Doing the test in jamovi

As you might expect, the mechanics of the t-test are almost identical to the mechanics of the z-test. So there is not much point in going through the tedious exercise of showing you how to do the calculations using low level commands. It is pretty much identical to the calculations that we did earlier, except that we use the estimated standard deviation and then we test our hypothesis using the t-distribution rather than the normal distribution. And so instead of going through the calculations in tedious detail for a second time, I will jump straight to showing you how t-tests are actually done. jamovi comes with a dedicated analysis for t-tests that is very flexible (it can run lots of different kinds of t-tests).

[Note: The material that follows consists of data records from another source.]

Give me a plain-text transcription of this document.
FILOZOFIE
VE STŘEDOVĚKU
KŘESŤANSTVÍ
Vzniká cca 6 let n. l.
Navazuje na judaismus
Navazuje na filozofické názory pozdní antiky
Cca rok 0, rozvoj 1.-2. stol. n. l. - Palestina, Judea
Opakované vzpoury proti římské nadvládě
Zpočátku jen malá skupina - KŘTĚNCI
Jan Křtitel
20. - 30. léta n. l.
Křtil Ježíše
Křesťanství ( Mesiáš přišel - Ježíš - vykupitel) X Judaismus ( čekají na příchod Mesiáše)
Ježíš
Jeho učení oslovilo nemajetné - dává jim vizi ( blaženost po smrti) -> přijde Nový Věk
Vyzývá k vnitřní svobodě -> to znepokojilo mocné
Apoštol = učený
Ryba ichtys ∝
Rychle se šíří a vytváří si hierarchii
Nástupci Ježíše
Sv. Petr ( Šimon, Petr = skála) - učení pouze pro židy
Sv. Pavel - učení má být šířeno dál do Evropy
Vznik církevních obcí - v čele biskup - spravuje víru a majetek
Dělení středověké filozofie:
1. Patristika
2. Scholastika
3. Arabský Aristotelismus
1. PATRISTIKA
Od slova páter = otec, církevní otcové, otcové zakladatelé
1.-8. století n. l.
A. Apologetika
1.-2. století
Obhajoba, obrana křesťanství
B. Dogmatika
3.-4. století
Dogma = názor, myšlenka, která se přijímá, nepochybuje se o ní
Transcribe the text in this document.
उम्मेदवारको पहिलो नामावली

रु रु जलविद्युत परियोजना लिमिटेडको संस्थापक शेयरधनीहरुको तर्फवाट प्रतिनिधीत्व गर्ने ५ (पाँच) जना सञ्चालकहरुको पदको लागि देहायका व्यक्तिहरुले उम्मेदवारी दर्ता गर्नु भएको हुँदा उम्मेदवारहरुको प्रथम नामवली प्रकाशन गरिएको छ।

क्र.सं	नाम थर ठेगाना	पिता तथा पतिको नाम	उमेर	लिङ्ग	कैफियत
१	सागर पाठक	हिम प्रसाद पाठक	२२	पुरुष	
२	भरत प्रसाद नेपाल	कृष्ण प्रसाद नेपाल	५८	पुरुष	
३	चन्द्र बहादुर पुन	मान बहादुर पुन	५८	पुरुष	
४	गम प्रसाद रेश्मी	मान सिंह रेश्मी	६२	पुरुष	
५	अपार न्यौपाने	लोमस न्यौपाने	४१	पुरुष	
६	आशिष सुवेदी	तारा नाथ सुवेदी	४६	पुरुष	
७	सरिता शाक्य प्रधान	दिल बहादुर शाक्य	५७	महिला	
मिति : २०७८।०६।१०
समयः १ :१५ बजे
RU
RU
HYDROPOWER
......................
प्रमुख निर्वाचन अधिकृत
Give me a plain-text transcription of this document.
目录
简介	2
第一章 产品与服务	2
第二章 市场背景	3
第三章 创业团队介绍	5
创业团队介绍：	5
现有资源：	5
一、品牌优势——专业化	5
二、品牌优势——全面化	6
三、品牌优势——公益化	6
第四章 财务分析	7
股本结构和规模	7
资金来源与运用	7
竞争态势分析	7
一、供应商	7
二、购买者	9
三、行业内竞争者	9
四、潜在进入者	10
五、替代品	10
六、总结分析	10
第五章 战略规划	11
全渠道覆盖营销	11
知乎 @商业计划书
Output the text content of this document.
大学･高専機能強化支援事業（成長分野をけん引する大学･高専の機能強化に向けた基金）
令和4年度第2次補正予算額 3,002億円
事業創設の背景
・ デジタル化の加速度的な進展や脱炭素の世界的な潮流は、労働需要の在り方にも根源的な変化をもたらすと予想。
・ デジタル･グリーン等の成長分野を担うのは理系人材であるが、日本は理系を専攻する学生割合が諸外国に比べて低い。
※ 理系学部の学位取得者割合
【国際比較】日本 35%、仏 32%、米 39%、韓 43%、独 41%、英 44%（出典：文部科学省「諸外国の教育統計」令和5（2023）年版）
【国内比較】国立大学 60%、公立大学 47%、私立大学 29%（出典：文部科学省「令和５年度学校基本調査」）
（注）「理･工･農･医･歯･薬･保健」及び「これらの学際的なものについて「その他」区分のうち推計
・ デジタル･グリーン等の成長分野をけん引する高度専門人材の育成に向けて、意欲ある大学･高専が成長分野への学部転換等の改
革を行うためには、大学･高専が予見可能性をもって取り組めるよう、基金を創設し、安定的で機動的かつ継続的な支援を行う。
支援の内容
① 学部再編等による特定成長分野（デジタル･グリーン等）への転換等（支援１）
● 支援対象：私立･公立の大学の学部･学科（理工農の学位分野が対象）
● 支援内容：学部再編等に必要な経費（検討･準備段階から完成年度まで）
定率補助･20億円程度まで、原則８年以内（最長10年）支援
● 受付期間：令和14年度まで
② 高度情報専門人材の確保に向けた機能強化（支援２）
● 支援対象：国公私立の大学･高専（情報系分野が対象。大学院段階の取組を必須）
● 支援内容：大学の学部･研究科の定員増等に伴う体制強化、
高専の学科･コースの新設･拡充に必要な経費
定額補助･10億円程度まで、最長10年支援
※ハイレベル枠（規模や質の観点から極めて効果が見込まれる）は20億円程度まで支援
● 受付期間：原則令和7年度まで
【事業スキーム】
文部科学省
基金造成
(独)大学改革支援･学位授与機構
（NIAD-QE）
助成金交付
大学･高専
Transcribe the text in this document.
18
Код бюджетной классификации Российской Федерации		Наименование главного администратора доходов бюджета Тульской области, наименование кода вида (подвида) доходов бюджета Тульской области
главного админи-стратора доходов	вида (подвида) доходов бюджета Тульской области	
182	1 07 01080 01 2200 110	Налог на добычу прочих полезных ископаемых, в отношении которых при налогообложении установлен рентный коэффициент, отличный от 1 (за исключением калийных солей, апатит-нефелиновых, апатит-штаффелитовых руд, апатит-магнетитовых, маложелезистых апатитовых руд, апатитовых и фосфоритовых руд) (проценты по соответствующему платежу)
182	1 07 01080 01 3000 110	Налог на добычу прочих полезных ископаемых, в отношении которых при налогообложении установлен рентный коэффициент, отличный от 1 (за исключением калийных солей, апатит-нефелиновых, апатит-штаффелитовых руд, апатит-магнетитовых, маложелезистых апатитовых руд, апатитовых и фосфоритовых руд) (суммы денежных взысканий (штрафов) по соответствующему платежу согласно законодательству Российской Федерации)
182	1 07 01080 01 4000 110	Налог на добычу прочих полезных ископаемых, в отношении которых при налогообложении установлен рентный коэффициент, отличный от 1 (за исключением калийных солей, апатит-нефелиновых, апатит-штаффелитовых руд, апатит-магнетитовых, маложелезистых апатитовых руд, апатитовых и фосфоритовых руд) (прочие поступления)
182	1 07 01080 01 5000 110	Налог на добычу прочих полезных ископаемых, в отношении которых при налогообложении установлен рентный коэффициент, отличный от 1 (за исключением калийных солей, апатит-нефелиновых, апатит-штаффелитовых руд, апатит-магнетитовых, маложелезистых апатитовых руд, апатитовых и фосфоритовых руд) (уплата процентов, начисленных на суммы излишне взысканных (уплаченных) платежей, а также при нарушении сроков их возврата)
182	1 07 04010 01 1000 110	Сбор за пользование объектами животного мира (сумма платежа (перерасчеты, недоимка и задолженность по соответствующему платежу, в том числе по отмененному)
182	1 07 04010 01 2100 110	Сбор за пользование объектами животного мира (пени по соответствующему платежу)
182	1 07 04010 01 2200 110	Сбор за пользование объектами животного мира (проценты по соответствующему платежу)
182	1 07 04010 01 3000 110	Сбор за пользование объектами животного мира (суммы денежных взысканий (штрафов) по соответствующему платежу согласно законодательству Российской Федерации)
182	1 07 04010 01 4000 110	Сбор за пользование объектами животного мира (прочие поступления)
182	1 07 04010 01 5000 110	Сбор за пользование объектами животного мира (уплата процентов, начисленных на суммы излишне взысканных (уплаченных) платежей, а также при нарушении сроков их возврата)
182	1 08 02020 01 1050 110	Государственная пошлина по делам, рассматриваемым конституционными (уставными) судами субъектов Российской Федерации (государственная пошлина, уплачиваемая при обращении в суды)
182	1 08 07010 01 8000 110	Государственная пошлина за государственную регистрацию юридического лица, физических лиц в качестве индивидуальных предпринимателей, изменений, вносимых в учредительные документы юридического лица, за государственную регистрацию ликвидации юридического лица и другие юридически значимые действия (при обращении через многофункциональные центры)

It is pretty straightforward to use; all you need to do is specify Analyses → T-Tests → One Sample T-Test, move the variable you are interested in (X) across into the Variables box, and type in the mean value for the null hypothesis (67.5) in the Hypothesis → Test value box. Easy enough (see Fig. 102, which, amongst other things that we will get to in a moment, gives you a t*statistic = 2.25, with 19 degrees of freedom and an associated *p-value of 0.036.

Conducting an One-sample *t*-test in jamovi — Fig. 102 Conducting an One-sample t-test in jamovi

Also reported are two other things you might care about: the 95% confidence interval and a measure of effect size (we will talk more about effect sizes later). So that seems straightforward enough. Now what do we do with this output? Well, since we are pretending that we actually care about my toy example, we are overjoyed to discover that the result is statistically significant (i.e., a p-value below 0.05). We could report the result by saying something like this:

With a mean grade of 72.3, the psychology students scored slightly higher than the average grade of 67.5 (t(19) = 2.25, p < 0.05); the mean difference was 4.80 and the 95% confidence interval was from 0.34 to 9.26.

where t(19) is shorthand notation for a t-statistic that has 19 degrees of freedom. That said, it is often the case that people do not report the confidence interval, or do so using a much more compressed form than I have done here. For instance, it is not uncommon to see the confidence interval included as part of the stat block after reporting the mean difference, like this:

t(19) = 2.25, p = 0.036, CI₉₅ = [0.34, 9.26]

With that much jargon crammed into half a line, you know it must be really smart.[2]

Assumptions of the one sample t-test

Okay, so what assumptions does the one-sample t-test make? Well, since the t-test is basically a z-test with the assumption of known standard deviation removed, you should not be surprised to see that it makes the same assumptions as the z-test, minus the one about the known standard deviation. That is:

Normality. We are still assuming that the population distribution is normal,[3] and as noted earlier, there are standard tools that you can use to check to see if this assumption is met (section Checking the normality of a sample), and other tests you can do in it is place if this assumption is violated (section Testing non-normal data with Wilcoxon tests).
Independence. Once again, we have to assume that the observations in our sample are generated independently of one another. See the earlier discussion about the z-test for specifics (section Assumptions of the *z*-test).

Overall, these two assumptions are not terribly unreasonable, and as a consequence the one-sample t-test is pretty widely used in practice as a way of comparing a sample mean against a hypothesised population mean.